Penjualan kendaraan listrik di Indonesia tercatat naik menjadi 27.616 unit pada kuartal I 2025, meningkat dari 19.260 unit pada periode yang sama tahun sebelumnya. Pangsa pasar EV juga terus tumbuh, dari sekitar 9% pada 2023 menjadi 15% pada 2024, dan diperkirakan mencapai 29% pada 2030.
Pemerintah memberikan pembebasan PPN dan PPnBM bagi kendaraan listrik dengan tingkat komponen dalam negeri (TKDN) minimal 40%, serta memperkuat rantai pasok baterai dengan memanfaatkan cadangan nikel melimpah.

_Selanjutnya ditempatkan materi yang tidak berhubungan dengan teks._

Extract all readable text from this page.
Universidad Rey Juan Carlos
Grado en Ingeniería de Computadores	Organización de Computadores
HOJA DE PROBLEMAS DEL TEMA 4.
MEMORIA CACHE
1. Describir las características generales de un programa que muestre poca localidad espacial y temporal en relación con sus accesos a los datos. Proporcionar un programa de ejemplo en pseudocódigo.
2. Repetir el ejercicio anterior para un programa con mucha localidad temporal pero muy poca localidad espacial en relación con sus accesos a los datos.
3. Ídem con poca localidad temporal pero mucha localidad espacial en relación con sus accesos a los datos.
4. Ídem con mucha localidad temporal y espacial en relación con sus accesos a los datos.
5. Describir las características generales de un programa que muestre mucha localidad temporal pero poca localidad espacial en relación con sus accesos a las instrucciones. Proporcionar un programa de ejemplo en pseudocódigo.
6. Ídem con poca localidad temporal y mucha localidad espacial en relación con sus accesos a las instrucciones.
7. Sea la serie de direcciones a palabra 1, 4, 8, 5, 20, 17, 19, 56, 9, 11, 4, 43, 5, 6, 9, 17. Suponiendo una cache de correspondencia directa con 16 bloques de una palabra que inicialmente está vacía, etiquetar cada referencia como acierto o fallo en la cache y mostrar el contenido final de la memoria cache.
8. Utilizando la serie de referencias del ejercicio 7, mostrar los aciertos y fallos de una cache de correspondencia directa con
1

Kebijakan Vietnam mencerminkan optimisme bahwa peralihan ke kendaraan listrik dapat mempercepat dekarbonisasi sektor transportasi. Namun, seperti yang diingatkan Arcandra Tahar, pertumbuhan EV dunia masih jauh dari cukup untuk menggantikan konsumsi minyak dalam waktu dekat.
“Sekarang kita di 102, 103 juta barrel per day, dan di 2030–2035 diperkirakan bisa tembus 110 juta. Belum ada tanda-tanda untuk turun,” ujarnya.
Pernyataan ini menjadi pengingat bahwa transisi energi memerlukan pendekatan realistis dan terintegrasi, tidak hanya mengganti mesin bensin dengan baterai, tetapi juga membangun ekosistem industri, infrastruktur, dan kebijakan yang mendukung transformasi jangka panjang.